Do you follow Culture Street? It’s a great site featuring reviews of the latest films and books, recipes, giveaways and interviews. I’m thrilled to be featured as their April Author of the Month, and wrote a short article recently about a few of the inspirations behind Precious Things which I thought I’d share with you here:
Desire, marriage and writing fiction
Clothes – particularly vintage and antique ones – are my weakness. I’ve always been intrigued by their history and am constantly fascinated by what we wear and why. That’s why I decided to write a novel about an antique French collar. Precious Things tells the story of the women who wore this special piece; those who created it, loved it and lost it over the course of more than a hundred years, and the crucial events it witnessed in their lives. There’s also a modern-day heroine who, like me, finds herself intrigued by the beaded collar’s mysterious past.
Let me explain: an antique travel trunk covered in peeling labels looking worn and scuffed around the edges isn’t just a rusty, damaged item that’s seen better days. To me it brings to mind tumultuous sea journeys, the smell of salt and gulls cawing, as well as the image of a fetching skirt suit worn to stroll a cruise ship’s upper decks. Or a stiff snakeskin purse with a long-ago tram ticket tucked inside its inner pocket – where was the woman who owned it going that day? Did she meet her lover for lunch, visit a gallery, or find herself fidgeting nervously in a job interview? This is what I mean; I love how old things give us a tantalising glimpse into other people’s lives – lives we can only dream of.
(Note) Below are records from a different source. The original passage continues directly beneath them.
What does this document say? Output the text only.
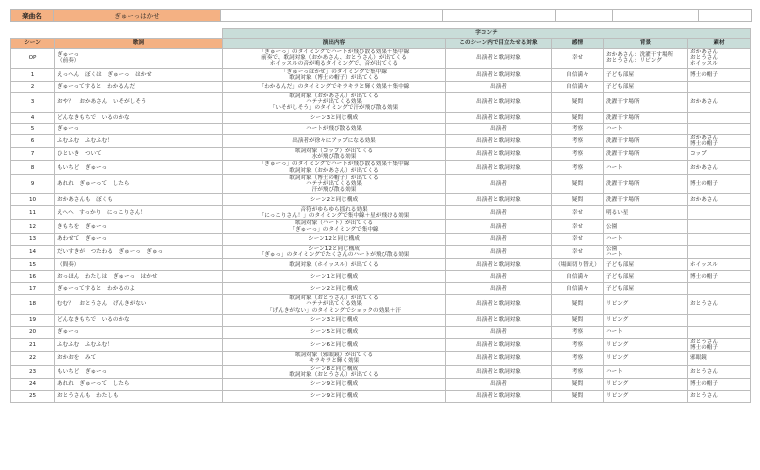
楽曲名	ぎゅーっはかせ					
		字コンテ				
シーン	歌詞	演出内容	このシーン内で目立たせる対象	感情	背景	素材
OP	ぎゅーっ
（前奏）	「ぎゅーっ」のタイミングでハートが飛び散る効果＋集中線
前奏で、歌詞対象（おかあさん、おとうさん）が出てくる
ホイッスルの音が鳴るタイミングで、音が出てくる	出演者と歌詞対象	幸せ	おかあさん：洗濯干す場所
おとうさん：リビング	おかあさん
おとうさん
ホイッスル
1	えっへん　ぼくは　ぎゅーっ　はかせ	「ぎゅーっはかせ」のタイミングで集中線
歌詞対象（博士の帽子）が出てくる	出演者と歌詞対象	自信満々	子ども部屋	博士の帽子
2	ぎゅーってすると　わかるんだ	「わかるんだ」のタイミングでキラキラと輝く効果＋集中線	出演者	自信満々	子ども部屋	
3	おや？　おかあさん　いそがしそう	歌詞対象（おかあさん）が出てくる
ハテナが出てくる効果
「いそがしそう」のタイミングで汗が飛び散る効果	出演者と歌詞対象	疑問	洗濯干す場所	おかあさん
4	どんなきもちで　いるのかな	シーン3と同じ構成	出演者と歌詞対象	疑問	洗濯干す場所	
5	ぎゅーっ	ハートが飛び散る効果	出演者	考察	ハート	
6	ふむふむ　ふむふむ！	出演者が徐々にアップになる効果	出演者と歌詞対象	考察	洗濯干す場所	おかあさん
博士の帽子
7	ひといき　ついて	歌詞対象（コップ）が出てくる
水が飛び散る効果	出演者と歌詞対象	考察	洗濯干す場所	コップ
8	もいちど　ぎゅーっ	「ぎゅーっ」のタイミングでハートが飛び散る効果＋集中線
歌詞対象（おかあさん）が出てくる	出演者と歌詞対象	考察	ハート	おかあさん
9	あれれ　ぎゅーって　したら	歌詞対象（博士の帽子）が出てくる
ハテナが出てくる効果
汗が飛び散る効果	出演者	疑問	洗濯干す場所	博士の帽子
10	おかあさんも　ぼくも	シーン2と同じ構成	出演者と歌詞対象	疑問	洗濯干す場所	おかあさん
11	えへへ　すっかり　にっこりさん！	音符がゆらゆら揺れる効果
「にっこりさん！」のタイミングで集中線＋星が飛ける効果	出演者	幸せ	明るい星	
12	きもちを　ぎゅーっ	歌詞対象（ハート）が出てくる
「ぎゅーっ」のタイミングで集中線	出演者	幸せ	公園	
13	あわせて　ぎゅーっ	シーン12と同じ構成	出演者	幸せ	ハート	
14	だいすきが　つたわる　ぎゅーっ　ぎゅっ	シーン12と同じ構成
「ぎゅっ」のタイミングでたくさんのハートが飛び散る効果	出演者	幸せ	公園
ハート	
15	（間奏）	歌詞対象（ホイッスル）が出てくる	出演者と歌詞対象	（場面切り替え）	子ども部屋	ホイッスル
16	おっほん　わたしは　ぎゅーっ　はかせ	シーン1と同じ構成	出演者	自信満々	子ども部屋	博士の帽子
17	ぎゅーってすると　わかるのよ	シーン2と同じ構成	出演者	自信満々	子ども部屋	
18	むむ？　おとうさん　げんきがない	歌詞対象（おとうさん）が出てくる
ハテナが出てくる効果
「げんきがない」のタイミングでショックの効果＋汗	出演者と歌詞対象	疑問	リビング	おとうさん
19	どんなきもちで　いるのかな	シーン3と同じ構成	出演者と歌詞対象	疑問	リビング	
20	ぎゅーっ	シーン5と同じ構成	出演者	考察	ハート	
21	ふむふむ　ふむふむ！	シーン6と同じ構成	出演者と歌詞対象	考察	リビング	おとうさん
博士の帽子
22	おかおを　みて	歌詞対象（邪眼鏡）が出てくる
キラキラと輝く効果	出演者と歌詞対象	考察	リビング	邪眼鏡
23	もいちど　ぎゅーっ	シーン8と同じ構成
歌詞対象（おとうさん）が出てくる	出演者と歌詞対象	考察	ハート	おとうさん
24	あれれ　ぎゅーって　したら	シーン9と同じ構成	出演者	疑問	リビング	博士の帽子
25	おとうさんも　わたしも	シーン9と同じ構成	出演者と歌詞対象	疑問	リビング	おとうさん
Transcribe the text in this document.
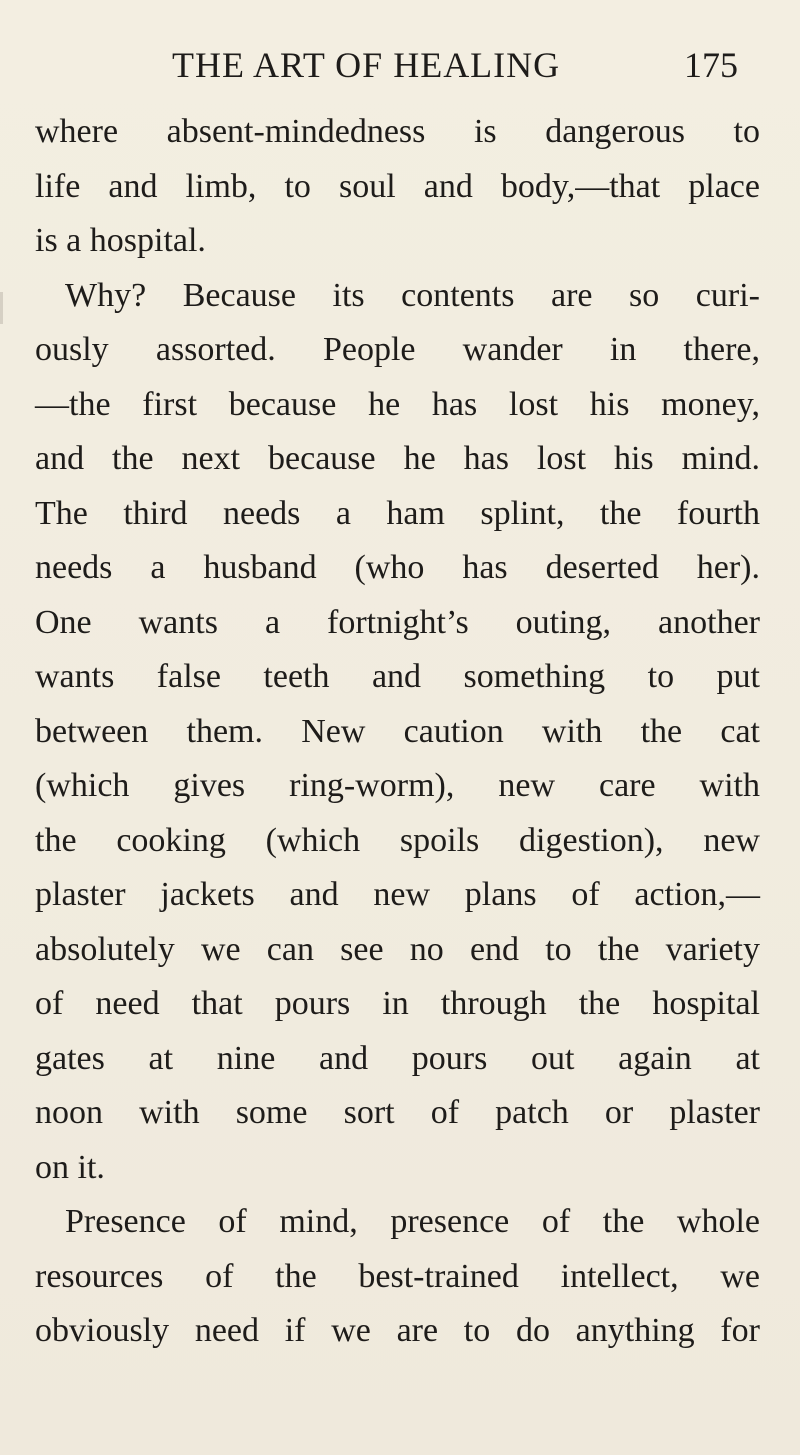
THE ART OF HEALING	175
where absent-mindedness is dangerous to
life and limb, to soul and body,—that place
is a hospital.
Why? Because its contents are so curi-
ously assorted. People wander in there,
—the first because he has lost his money,
and the next because he has lost his mind.
The third needs a ham splint, the fourth
needs a husband (who has deserted her).
One wants a fortnight’s outing, another
wants false teeth and something to put
between them. New caution with the cat
(which gives ring-worm), new care with
the cooking (which spoils digestion), new
plaster jackets and new plans of action,—
absolutely we can see no end to the variety
of need that pours in through the hospital
gates at nine and pours out again at
noon with some sort of patch or plaster
on it.
Presence of mind, presence of the whole
resources of the best-trained intellect, we
obviously need if we are to do anything for
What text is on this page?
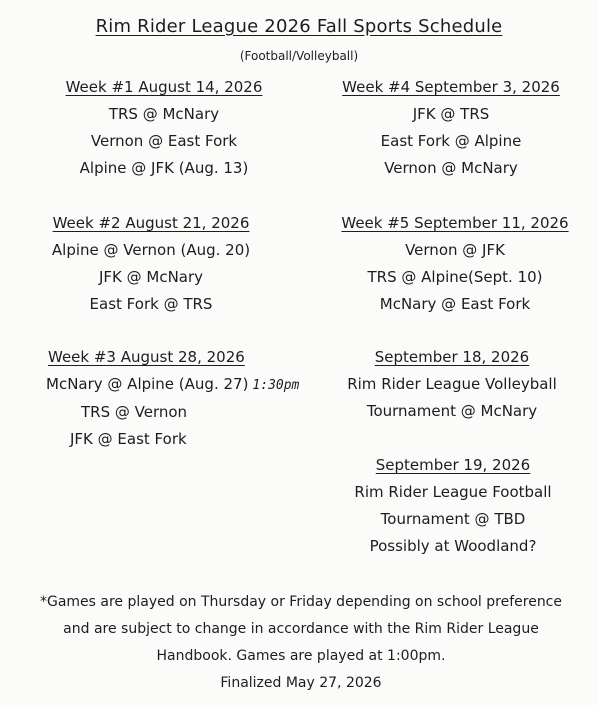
Rim Rider League 2026 Fall Sports Schedule
(Football/Volleyball)
Week #1 August 14, 2026
TRS @ McNary
Vernon @ East Fork
Alpine @ JFK (Aug. 13)
Week #2 August 21, 2026
Alpine @ Vernon (Aug. 20)
JFK @ McNary
East Fork @ TRS
Week #3 August 28, 2026
McNary @ Alpine (Aug. 27) 1:30pm
TRS @ Vernon
JFK @ East Fork
Week #4 September 3, 2026
JFK @ TRS
East Fork @ Alpine
Vernon @ McNary
Week #5 September 11, 2026
Vernon @ JFK
TRS @ Alpine(Sept. 10)
McNary @ East Fork
September 18, 2026
Rim Rider League Volleyball
Tournament @ McNary
September 19, 2026
Rim Rider League Football
Tournament @ TBD
Possibly at Woodland?
*Games are played on Thursday or Friday depending on school preference
and are subject to change in accordance with the Rim Rider League
Handbook. Games are played at 1:00pm.
Finalized May 27, 2026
As I started to think about it more carefully, I realised I wanted to write a sweeping, romantic story that took in many generations of women and covered the significant eras of the twentieth century. I started envisaging how the collar – which is later transformed into a headpiece or a ‘coronet’, as I like to think of it – might have come into the various women’s lives.
A Francis Bacon portrait of Henrietta Moraes
My favourite part was researching the historical sections. I chose some of my favourite times and places, and my imagination was sparked by long-held passions and what I was seeing or reading at the time. For example, Bella – my 1950s goddess and artist’s muse – came from my love of Fellini’s 1960 film, La Dolce Vita, and the film’s star, Anita Ekberg who was famously pictured gambolling in the Trevi Fountain. Bella’s character was fleshed out for me when I saw an exhibition of Francis Bacon’s artworks. I wanted to feature an artist of some sort in the book, but when I read about Bacon’s muse, Henrietta Moraes, it got me thinking about what kind of world Bella might operate in. Henrietta worked as an artist’s model and became the inspiration for many artists of the Soho scene in the 1950s and 1960s. She was also known for her marriages, love affairs and hedonistic lifestyle, which saw her ending up in Holloway Prison after a failed burglary attempt.
There are other instances in the book where I wove in real-life events and embellished them to enrich the narrative. They say you should write what you love and that’s exactly what I did. I’ve visited each of the cities described – Istanbul, New York, Rome and Shanghai – and used to live in London, so there was also a huge element of nostalgia at play as I slipped into those different places in history and imagined the drama of what my characters were experiencing. Unfortunately my current home (Sydney) doesn’t get a mention, but I’m thinking of remedying that in novel two!